# Hiring diver to inspect canal



## TNPharmBoy (Jun 22, 2012)

Anyone know of local dive shop in Pace/Pensacola area you can hire a diver from to check the seawall of a canal lot as well as overall condition/depth of canal?


----------



## BananaTom (Feb 16, 2008)

A boat bottom cleaner would do this. Albatross Divers


----------



## sealark (Sep 27, 2007)

Send me a pm.


----------



## JT Powell (Jun 20, 2012)

If sealark doesn't get you hooked up send me a pm. I've done a few of these inspections.


----------



## sealark (Sep 27, 2007)

Powell you go right ahead and do it. No problem here I just didnt want some unqualified diver doing it.


----------



## JT Powell (Jun 20, 2012)

You are welcome to it Sealark I wasn't sure if you were going to do it or help him find someone and I would have to do it on a weekend. Your more qualified than me but I felt the same thing about having someone qualified do the work.

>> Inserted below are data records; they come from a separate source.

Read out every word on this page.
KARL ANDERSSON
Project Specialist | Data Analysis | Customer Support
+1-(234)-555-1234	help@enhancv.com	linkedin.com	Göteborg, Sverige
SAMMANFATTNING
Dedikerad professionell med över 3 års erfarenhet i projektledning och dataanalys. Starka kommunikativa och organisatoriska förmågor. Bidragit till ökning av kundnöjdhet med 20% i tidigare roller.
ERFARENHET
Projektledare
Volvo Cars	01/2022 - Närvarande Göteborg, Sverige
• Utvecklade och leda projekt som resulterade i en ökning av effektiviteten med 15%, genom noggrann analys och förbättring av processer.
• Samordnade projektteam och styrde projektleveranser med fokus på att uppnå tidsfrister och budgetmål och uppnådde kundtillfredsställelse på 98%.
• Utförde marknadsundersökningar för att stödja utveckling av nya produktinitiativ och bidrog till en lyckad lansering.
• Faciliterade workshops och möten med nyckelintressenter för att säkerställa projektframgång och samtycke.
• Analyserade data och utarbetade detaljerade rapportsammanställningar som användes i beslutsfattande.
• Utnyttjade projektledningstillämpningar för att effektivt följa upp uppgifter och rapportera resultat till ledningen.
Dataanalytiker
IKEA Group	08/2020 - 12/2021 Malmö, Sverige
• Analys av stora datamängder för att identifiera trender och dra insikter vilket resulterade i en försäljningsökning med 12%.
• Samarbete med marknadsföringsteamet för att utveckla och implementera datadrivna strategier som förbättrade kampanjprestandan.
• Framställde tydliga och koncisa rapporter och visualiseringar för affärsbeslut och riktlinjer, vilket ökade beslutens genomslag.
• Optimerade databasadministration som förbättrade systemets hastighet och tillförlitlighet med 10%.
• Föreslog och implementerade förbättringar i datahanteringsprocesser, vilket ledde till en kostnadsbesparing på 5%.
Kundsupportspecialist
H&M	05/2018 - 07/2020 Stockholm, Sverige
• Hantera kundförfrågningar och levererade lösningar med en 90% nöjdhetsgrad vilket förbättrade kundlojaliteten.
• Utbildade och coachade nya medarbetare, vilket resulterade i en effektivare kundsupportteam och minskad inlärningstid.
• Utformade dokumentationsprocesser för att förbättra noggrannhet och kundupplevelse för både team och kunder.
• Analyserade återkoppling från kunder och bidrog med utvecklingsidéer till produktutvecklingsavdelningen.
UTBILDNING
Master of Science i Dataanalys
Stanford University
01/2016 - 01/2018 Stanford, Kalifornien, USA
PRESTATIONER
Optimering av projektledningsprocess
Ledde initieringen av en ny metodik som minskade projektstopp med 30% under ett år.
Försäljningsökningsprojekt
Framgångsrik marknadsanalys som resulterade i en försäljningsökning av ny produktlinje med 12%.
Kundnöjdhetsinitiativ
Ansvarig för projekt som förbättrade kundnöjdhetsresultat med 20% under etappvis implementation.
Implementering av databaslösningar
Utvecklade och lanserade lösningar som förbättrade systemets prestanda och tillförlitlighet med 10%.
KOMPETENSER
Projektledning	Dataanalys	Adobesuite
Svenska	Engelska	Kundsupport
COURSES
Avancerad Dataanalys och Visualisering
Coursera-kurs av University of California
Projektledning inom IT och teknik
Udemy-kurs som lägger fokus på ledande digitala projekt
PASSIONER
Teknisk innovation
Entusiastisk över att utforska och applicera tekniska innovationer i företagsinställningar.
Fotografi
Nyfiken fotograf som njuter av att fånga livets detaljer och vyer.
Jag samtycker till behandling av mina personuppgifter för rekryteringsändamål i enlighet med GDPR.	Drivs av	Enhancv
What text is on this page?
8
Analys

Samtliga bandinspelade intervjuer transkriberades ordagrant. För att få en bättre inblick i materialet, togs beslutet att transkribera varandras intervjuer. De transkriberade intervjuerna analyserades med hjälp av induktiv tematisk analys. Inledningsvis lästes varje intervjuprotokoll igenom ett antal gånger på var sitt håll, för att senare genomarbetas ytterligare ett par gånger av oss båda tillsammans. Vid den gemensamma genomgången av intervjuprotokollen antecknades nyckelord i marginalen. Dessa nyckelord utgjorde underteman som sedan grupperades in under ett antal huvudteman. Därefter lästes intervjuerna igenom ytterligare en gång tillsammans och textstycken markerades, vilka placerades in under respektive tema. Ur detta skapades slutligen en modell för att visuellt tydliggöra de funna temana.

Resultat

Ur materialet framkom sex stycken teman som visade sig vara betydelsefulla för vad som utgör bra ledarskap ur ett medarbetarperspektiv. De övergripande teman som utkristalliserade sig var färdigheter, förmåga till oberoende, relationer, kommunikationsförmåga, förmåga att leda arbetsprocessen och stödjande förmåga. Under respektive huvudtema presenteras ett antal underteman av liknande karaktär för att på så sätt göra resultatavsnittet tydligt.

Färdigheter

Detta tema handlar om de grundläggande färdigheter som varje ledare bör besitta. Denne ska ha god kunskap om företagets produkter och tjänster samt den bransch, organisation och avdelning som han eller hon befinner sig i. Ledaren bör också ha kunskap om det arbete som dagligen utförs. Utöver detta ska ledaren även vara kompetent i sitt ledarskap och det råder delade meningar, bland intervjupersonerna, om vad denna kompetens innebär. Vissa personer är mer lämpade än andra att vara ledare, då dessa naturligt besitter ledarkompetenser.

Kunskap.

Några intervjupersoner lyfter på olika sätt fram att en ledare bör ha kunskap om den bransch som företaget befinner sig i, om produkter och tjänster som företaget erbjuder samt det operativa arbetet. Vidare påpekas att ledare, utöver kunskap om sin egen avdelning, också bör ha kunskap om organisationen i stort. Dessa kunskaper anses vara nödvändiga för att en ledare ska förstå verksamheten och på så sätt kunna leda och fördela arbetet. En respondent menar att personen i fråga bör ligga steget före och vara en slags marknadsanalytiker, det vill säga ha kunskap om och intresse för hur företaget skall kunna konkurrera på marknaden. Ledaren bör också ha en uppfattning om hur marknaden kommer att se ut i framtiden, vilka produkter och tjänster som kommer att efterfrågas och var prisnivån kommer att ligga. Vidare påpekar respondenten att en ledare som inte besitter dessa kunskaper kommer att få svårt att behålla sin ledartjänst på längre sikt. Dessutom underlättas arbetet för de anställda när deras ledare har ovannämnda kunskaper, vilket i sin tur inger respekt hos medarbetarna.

If you get it and need any help I'd be glad to lend a hand.


----------



## Evensplit (Oct 2, 2007)

My first question would be where exactly is this canal? but that's just me.....:thumbup:


----------



## JT Powell (Jun 20, 2012)

Well if the price is right.


----------



## FLPharmBoy (Jun 27, 2016)

Sorry canal is in pace looking at buying a piece of property and want to make sure there are no surprises


----------



## sealark (Sep 27, 2007)

I'm out of this.


----------